Seven years later, the European Federation of Periodontology and the World Heart Federation again gathered experts to review new studies on the link between periodontitis and cardiovascular problems. Again, though scientists had made some headway in identifying possible biological mechanisms to explain the link, experts have since concluded that the evidence does not yet prove that periodontitis actually causes strokes, heart attacks or anything else.

Flipping the question on its head, does preventing or treating periodontal disease help to prevent heart problems? Several observational studies, in which researchers observe individuals and measure particular outcomes, but don’t intervene, suggest that oral health care, including toothbrushing and dental cleanings, make a difference. For example, a study that tracked the health habits of 11,869 adults 35 and older in Scotland found that within eight years, those who rarely brushed their teeth had more cardiovascular problems compared with those who brushed twice a day.

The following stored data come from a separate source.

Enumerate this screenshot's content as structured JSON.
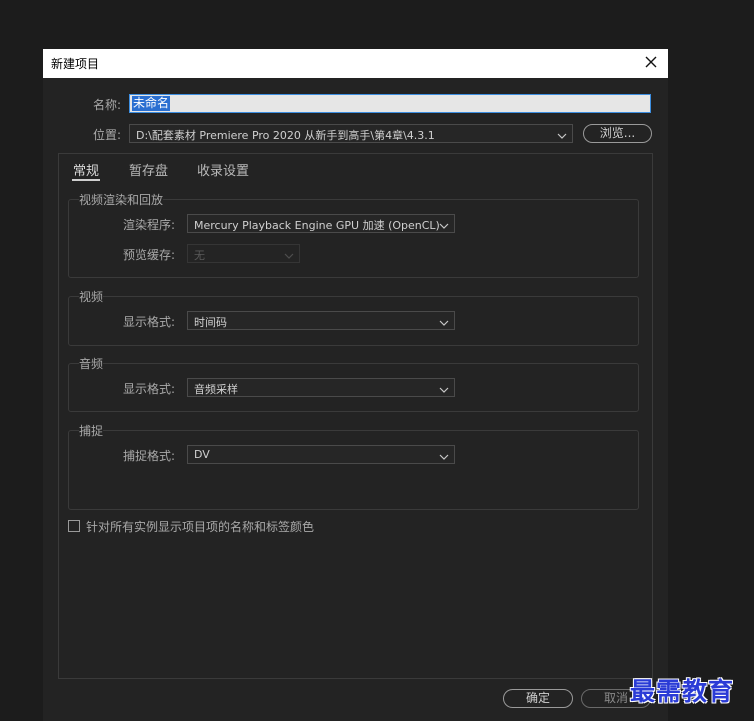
{
  "dialog": {
    "title": "新建项目",
    "close_icon": "close-icon"
  },
  "name": {
    "label": "名称:",
    "value": "未命名"
  },
  "location": {
    "label": "位置:",
    "value": "D:\\配套素材 Premiere Pro 2020 从新手到高手\\第4章\\4.3.1",
    "browse_label": "浏览..."
  },
  "tabs": [
    {
      "label": "常规",
      "active": true
    },
    {
      "label": "暂存盘",
      "active": false
    },
    {
      "label": "收录设置",
      "active": false
    }
  ],
  "video_render": {
    "title": "视频渲染和回放",
    "renderer_label": "渲染程序:",
    "renderer_value": "Mercury Playback Engine GPU 加速 (OpenCL)",
    "preview_cache_label": "预览缓存:",
    "preview_cache_value": "无"
  },
  "video": {
    "title": "视频",
    "display_format_label": "显示格式:",
    "display_format_value": "时间码"
  },
  "audio": {
    "title": "音频",
    "display_format_label": "显示格式:",
    "display_format_value": "音频采样"
  },
  "capture": {
    "title": "捕捉",
    "capture_format_label": "捕捉格式:",
    "capture_format_value": "DV"
  },
  "show_names_checkbox": {
    "label": "针对所有实例显示项目项的名称和标签颜色",
    "checked": false
  },
  "footer": {
    "ok_label": "确定",
    "cancel_label": "取消"
  },
  "watermark": "最需教育"
}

That still does not prove that preventing periodontitis will hold heart problems at bay: Some other habit or feature of the toothbrushing group could have been the important factor. The relationship is difficult to tease out, Barrow says, because people who are taking good care of their mouths tend to take good care of themselves in general. “Could you say that people who are taking care of their mouths are in better health overall? You would probably find that to be true,” she says. “Is it because they’re taking care of their mouth? I can’t say that.”

And nobody else should say that either, according to a 2018 editorial in the Journal of the American Dental Association. The coauthors, a group of dental and public health researchers, cautioned against overstating the oral-systemic health connection. “The main reason for maintaining good oral health is because it is important in and of itself,” they wrote.

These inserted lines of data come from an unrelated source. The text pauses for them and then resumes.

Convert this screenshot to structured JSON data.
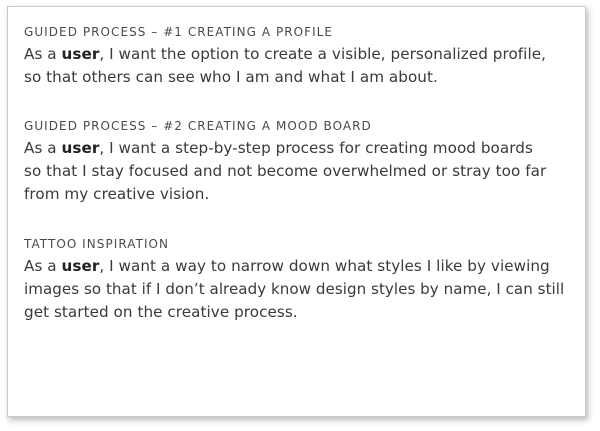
{
  "stories": [
    {
      "heading": "GUIDED PROCESS – #1 CREATING A PROFILE",
      "prefix": "As a ",
      "role": "user",
      "line1_rest": ", I want the option to create a visible, personalized profile,",
      "lines": [
        "so that others can see who I am and what I am about."
      ]
    },
    {
      "heading": "GUIDED PROCESS – #2 CREATING A MOOD BOARD",
      "prefix": "As a ",
      "role": "user",
      "line1_rest": ", I want a step-by-step process for creating mood boards",
      "lines": [
        "so that I stay focused and not become overwhelmed or stray too far",
        "from my creative vision."
      ]
    },
    {
      "heading": "TATTOO INSPIRATION",
      "prefix": "As a ",
      "role": "user",
      "line1_rest": ", I want a way to narrow down what styles I like by viewing",
      "lines": [
        "images so that if I don’t already know design styles by name, I can still",
        "get started on the creative process."
      ]
    }
  ]
}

One of the contributors, Bryan Michalowicz, a dental researcher at HealthPartners Institute in Minnesota, later led a team that reviewed the medical records and insurance claims of 9,503 patients to see if periodontitis treatment improved the health outcomes of those with coronary artery disease, cerebrovascular disease or type 2 diabetes.

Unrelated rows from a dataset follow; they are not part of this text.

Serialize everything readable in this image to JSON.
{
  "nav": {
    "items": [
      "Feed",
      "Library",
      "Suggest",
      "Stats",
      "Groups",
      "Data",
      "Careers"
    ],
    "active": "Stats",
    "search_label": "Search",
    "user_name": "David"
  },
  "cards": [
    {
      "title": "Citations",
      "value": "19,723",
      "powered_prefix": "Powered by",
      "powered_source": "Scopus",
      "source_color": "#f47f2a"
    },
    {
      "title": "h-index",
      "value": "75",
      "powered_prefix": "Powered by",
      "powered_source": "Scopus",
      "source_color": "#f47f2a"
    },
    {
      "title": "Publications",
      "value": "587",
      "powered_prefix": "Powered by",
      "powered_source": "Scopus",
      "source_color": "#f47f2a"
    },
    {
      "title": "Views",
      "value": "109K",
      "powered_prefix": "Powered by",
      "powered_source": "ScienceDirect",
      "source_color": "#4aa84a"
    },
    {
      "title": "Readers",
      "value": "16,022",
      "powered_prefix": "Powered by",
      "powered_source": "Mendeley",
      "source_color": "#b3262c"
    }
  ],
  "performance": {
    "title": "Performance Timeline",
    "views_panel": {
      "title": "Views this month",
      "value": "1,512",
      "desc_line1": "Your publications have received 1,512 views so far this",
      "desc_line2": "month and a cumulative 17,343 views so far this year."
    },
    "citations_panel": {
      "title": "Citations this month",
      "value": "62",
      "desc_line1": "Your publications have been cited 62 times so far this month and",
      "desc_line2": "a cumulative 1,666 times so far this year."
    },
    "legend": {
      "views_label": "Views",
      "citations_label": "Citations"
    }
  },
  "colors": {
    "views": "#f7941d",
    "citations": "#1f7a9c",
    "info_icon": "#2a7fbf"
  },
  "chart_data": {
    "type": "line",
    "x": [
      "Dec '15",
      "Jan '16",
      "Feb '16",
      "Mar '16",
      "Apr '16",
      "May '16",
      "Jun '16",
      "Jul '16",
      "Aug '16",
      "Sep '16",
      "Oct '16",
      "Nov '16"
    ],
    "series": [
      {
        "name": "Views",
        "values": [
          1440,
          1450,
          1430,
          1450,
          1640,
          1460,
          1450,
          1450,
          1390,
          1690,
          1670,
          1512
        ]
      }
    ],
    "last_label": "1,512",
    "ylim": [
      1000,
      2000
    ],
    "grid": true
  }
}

Overall, cardiovascular patients who received dental treatment and follow-up maintenance saw no difference in the rate of heart attacks, strokes, bypass surgeries or angioplasty procedures compared to those who were not treated, the team reported in 2023. Likewise, periodontal treatment did not significantly lower the blood-sugar levels in patients with type 2 diabetes.

Overdue integration

But the data suggesting connections have been enough to spark many grassroots efforts at integration. In addition to the American Academy for Oral Systemic Health, the National Network of Healthcare Hygienists, founded by hygienist Jamie Dooley in 2018, helps prepare hygienists who want to integrate oral health into health-care systems.

And in California, Thorne’s business is trying to make those interactions easy by putting dental and medical services under one roof. In December 2023, Pacific Dental Services opened a clinic, Culver Smiles Dentistry, in a space shared with a medical practice. It’s the first of 25 planned dental-medical practices that will operate through a partnership between MemorialCare, a big Southern California health system, and Pacific Dental.

Health-care leaders, Thorne says, are beginning to realize that they can improve their patients’ health by incorporating dental care into primary care.

It’s sort of crazy, he says, that our mouth and our jaw and our throat have been considered separate from the rest of our body for so long. “It is changing now, and health care is realizing that the mouth is the gateway to so much of our overall health.”